Mise en abyme à l’intérieur des photographies : entre propagande et réalité brute
Sur certaines photographies de Zbigniew Leszek Grzywaczewski, on distingue des soldats allemands en train de photographier eux-mêmes les scènes du ghetto. Pour eux, l’image était un outil de contrôle et de documentation dans le but de produire un récit officiel de l’événement, destiné au rapport de Jürgen Stroop.
Ces photographies sont biaisées et s’inscrivent dans une logique de mise en scène de la violence allemande à des fins de propagande.
À l’inverse, les clichés attribués à Zbigniew Leszek Grzywaczewski apparaissent comme une réalité brute.
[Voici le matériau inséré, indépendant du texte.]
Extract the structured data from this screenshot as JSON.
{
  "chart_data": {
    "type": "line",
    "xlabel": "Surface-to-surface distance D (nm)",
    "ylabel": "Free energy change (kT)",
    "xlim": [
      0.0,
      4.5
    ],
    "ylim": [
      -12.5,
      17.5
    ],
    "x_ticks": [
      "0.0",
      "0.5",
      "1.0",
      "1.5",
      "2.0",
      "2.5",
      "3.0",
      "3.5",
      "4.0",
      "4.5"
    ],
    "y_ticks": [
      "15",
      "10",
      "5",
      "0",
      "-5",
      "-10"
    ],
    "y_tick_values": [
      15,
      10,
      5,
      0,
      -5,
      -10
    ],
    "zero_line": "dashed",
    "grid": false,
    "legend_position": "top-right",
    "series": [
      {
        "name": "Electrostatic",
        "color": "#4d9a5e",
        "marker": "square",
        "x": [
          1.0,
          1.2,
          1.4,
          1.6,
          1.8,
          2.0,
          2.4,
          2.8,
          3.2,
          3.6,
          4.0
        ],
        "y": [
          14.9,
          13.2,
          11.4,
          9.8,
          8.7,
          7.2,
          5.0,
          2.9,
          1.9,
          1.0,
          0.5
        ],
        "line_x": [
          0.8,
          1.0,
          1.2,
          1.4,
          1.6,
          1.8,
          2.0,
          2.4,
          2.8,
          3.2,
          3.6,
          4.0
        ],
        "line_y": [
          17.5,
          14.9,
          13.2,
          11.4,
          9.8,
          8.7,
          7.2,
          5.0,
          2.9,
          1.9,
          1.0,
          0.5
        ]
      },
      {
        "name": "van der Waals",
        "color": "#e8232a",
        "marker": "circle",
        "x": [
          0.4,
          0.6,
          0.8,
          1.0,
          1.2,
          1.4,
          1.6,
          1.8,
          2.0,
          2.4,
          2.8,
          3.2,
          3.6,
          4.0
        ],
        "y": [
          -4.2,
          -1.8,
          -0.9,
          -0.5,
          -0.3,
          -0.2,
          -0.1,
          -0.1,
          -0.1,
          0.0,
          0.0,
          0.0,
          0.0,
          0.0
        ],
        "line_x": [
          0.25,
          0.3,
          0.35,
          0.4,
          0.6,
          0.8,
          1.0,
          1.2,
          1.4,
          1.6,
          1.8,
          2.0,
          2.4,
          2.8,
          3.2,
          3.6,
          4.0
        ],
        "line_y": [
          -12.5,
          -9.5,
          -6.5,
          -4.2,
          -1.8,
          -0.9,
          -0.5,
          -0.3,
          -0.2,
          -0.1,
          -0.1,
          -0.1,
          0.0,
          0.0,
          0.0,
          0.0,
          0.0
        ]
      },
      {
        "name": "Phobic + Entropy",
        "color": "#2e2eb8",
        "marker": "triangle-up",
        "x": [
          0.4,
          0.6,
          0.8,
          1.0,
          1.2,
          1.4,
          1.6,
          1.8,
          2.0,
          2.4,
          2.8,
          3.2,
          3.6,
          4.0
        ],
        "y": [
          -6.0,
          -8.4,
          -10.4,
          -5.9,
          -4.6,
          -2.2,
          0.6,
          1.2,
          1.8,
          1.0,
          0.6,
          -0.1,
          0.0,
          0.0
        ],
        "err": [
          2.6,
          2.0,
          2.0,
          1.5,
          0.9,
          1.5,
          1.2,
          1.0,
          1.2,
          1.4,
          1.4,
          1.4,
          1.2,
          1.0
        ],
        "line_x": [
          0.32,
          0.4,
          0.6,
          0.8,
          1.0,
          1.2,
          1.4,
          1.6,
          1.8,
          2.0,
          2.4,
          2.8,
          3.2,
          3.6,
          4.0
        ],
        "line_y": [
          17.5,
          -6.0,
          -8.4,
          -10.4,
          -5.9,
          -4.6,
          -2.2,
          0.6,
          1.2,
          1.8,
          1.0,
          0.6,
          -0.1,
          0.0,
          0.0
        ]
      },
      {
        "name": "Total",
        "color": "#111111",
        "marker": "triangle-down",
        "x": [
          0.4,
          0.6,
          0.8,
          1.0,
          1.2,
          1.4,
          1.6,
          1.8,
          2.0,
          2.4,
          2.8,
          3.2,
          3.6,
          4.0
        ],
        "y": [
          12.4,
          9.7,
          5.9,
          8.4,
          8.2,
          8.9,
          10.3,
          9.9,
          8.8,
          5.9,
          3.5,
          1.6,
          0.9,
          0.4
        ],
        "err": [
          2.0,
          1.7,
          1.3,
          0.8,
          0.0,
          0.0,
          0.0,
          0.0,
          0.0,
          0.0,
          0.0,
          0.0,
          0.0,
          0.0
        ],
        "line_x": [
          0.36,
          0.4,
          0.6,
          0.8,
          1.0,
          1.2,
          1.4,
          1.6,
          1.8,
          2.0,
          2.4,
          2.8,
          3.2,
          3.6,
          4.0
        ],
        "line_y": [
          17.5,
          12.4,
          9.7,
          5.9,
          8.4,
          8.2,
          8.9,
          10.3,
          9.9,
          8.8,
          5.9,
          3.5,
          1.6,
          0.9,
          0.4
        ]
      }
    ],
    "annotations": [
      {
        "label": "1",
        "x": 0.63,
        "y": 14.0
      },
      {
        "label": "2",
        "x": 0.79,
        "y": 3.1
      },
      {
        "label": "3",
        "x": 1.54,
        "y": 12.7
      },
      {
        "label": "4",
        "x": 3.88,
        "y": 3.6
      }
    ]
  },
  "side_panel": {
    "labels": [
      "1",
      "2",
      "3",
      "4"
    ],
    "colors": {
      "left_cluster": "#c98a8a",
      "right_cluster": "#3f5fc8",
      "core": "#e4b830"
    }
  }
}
Pris de manière clandestine depuis l’intérieur du ghetto, sans cadrage ni point de vue idéologique, ils sont réalisés dans des conditions extrêmes, au plus près des atrocités. Ils traduisent un regard démuni face à l’ampleur des événements.
Cette opposition entre images construites et images saisies dans l’urgence fait émerger un contraste fondamental : d’un côté, une représentation contrôlée de la destruction ; de l’autre, une tentative fragile de documenter l’inimaginable.
Une mémoire fragmentée, aujourd’hui reconstituée
Une partie des photographies Zbigniew Leszek Grzywaczewski circulait déjà dès l’après-guerre sous forme de tirages isolés. Ces copies sont conservées dans plusieurs institutions, notamment au United States Holocaust Memorial Museum ainsi qu’à l'Institut historique juif de Varsovie. Leur présence à Washington témoigne d’une diffusion ancienne, dont les conditions exactes de la transmission restent en partie inconnues.
Les négatifs originaux, en revanche, n’étaient pas connus dans leur ensemble avant leur redécouverte par Maciej Grzywaczewski en 2022 dans les archives familiales. Cette révélation a permis de reconstituer une pellicule photographique complète de quarante-huit prises de vue, dont trente-trois montrent le ghetto de Varsovie.
Le POLIN Muzeum Historii Żydów Polskich (Musée de l’Histoire des Juifs polonais) précise que ces négatifs permettent de restituer la séquence originale des événements et de révéler des images inédites, offrant un regard de survivant du ghetto, en opposition à celui des autorités nazies. Ils ont notamment été présentés lors d’une exposition commémorative organisée à l’occasion du 80e anniversaire de l’insurrection du ghetto de Varsovie, intitulé “Around Us a Sea of Fire. The Fate of Jewish Civilians During The Warsaw Ghetto Uprising.”, présentée entre 2023 et 2024.
Aujourd’hui, les négatifs sont conservés et étudiés par plusieurs institutions.
Ces images rappellent que la mémoire de Varsovie ne se limite pas à ce qui a été détruit, mais aussi à ce qui à pu être sauvé, transmis et redécouvert des décennies plus tard.